O günü hatırlamaya çabaladım ama çoğu pazartesi sabahımız benzer şekilde sonuçlanır olduğu için herhangi bir gün olabilirdi bahsettiği. "Okulda çok düşündüm, neden? Konu sen olduğunda neden böyle davranıyorum? Seni neden bu kadar seviyorum?" Yoongi kahve bardağını dudaklarının arasına götürürken bir şey demedim, onun konuşmasını ve arada peltekleşmesini seviyordum. "Sana aşık olduğumu o zaman anladım. Başımı sıraya koymuş, gözlerimi kapatmış senin hakkında düşünüyor olduğum bir andı. Her zaman senin hakkında düşünürdüm zaten." Uzandı ve komodinin üst çekmecesini açtı, ona lisede aldığım bordo deri ciltli defteri çıkararak bana uzattı.

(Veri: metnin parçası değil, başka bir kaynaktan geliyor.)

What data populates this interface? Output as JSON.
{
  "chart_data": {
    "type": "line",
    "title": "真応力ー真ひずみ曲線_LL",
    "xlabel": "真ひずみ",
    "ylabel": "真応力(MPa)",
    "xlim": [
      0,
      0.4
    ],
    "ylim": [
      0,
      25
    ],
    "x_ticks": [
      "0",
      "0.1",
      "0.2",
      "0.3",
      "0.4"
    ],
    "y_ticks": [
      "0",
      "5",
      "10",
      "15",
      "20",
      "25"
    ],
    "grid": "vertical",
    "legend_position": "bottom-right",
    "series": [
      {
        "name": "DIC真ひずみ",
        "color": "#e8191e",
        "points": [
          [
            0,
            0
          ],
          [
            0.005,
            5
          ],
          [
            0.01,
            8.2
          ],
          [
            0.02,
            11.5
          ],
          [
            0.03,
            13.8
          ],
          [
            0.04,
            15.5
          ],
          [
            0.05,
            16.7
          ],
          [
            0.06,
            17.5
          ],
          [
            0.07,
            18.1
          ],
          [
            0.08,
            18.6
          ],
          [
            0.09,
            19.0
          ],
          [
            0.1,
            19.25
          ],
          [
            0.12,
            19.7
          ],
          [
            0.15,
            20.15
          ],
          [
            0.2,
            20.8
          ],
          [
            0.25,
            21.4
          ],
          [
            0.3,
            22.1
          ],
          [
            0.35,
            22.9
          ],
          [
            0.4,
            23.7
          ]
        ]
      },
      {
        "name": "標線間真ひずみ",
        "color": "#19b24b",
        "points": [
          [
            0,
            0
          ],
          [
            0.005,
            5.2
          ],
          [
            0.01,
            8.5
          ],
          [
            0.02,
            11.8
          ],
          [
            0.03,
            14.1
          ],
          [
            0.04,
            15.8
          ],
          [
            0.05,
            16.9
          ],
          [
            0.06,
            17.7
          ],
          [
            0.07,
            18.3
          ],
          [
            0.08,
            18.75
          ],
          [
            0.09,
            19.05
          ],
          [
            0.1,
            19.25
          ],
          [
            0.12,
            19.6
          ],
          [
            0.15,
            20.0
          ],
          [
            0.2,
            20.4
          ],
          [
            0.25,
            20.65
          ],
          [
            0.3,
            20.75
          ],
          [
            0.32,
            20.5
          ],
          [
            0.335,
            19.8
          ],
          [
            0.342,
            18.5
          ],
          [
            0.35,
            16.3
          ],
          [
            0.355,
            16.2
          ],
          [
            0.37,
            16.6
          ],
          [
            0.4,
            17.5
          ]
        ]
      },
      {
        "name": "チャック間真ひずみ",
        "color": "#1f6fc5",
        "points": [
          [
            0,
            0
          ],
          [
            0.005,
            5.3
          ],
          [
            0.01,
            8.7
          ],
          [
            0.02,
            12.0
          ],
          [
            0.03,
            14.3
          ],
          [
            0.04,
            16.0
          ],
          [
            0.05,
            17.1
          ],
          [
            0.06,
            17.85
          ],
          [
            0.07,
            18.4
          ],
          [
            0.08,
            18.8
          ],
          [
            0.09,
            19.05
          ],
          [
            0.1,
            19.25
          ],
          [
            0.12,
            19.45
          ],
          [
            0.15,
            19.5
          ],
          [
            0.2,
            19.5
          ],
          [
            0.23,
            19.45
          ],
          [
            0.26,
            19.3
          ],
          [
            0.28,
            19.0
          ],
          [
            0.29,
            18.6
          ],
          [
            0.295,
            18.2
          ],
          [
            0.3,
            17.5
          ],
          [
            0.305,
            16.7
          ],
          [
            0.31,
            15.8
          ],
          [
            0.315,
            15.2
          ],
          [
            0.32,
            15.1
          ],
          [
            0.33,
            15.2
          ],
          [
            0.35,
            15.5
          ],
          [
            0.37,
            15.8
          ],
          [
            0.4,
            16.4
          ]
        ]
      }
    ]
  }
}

Defter elimde öylece durmaya devam ederken ne yapmam gerektiğini bilmiyordum, "Seni kırdım, üzdüm, parçaladım ama çok da sevdim Jimin. Kendimden bile çok seven biri oldum. Orada tüm hislerim, kendimle kavgalarım yazıyor. Seni ne kadar sevdiğimi belki beni tanıyarak anlayabilirsin." dedi, defteri kucağıma bırakarak ona baktım. "Yoongi." dedim, dili dudaklarında gezindikten sonra ellerinde olan bakışlarını benim yüzüme çıkardı. Güzeldi, her zaman aklımı başımdan alacak kadar güzel olmuştu. İnsanların kıskançlık içinde kıvranarak ona kendini değersiz hissettirmiş olmalarına katlanamıyordum. Min Yoongi benim hayatımdı, kendi hayatını benim hayatıma katmıştı.

"Daegu'dan döndüğünde, her şeye yeniden başlayalım ama bana zaman ver, sana yeniden güvenmem için."

Gülümsedi, sevdiğim eski içten gülümsemesinden uzaktı ama soğuk değildi, hoştu. İçimi ısıtabilecek sıcaklığa sahipti, yeniden içten bir gülümseme olabileceğini gösteriyordu. "Tamam." dedi sadece, elindeki karton bardağı masanın üzerine bıraktı ve kıyafetlerini katlamaya geri döndü. Eve gitmek ve defterde yazılanları okumak istiyorsam da burada kalmak ve onun yüzüne bakmaya devam etmek de istiyordum. "Mingyu." dedim, bu konu hakkında konuşmamız ve her şeyi nerleştirmemiz gerekiyordu artık. "Onu dövdüm." dedi Yoongi mavi peluş bir kazağı katlarken. "Ne yaptın?" diye sordum inanamayarak, Yoongi güçsüz biri asla olmamıştı ama yine de beni oldukça şaşırttığını kabul etmeliydim. "Sana zarar verdi, Jimin. İlk anlarda seni ciddiye almadığım için üzgünüm ama sana zarar vermesine katlanamazdım." Ona bakarken gülmeden duramadım, o kadar ciddi bir şekilde kıyafetleri ile ilgileniyordu ki, uzanıp yanağını öptüğümde öylece kaldı.

Onun bir şey yapmasına, söylemesine izin vermeden ayaklandım, ona iyi yolculuklar diledim ve odadan çıktım.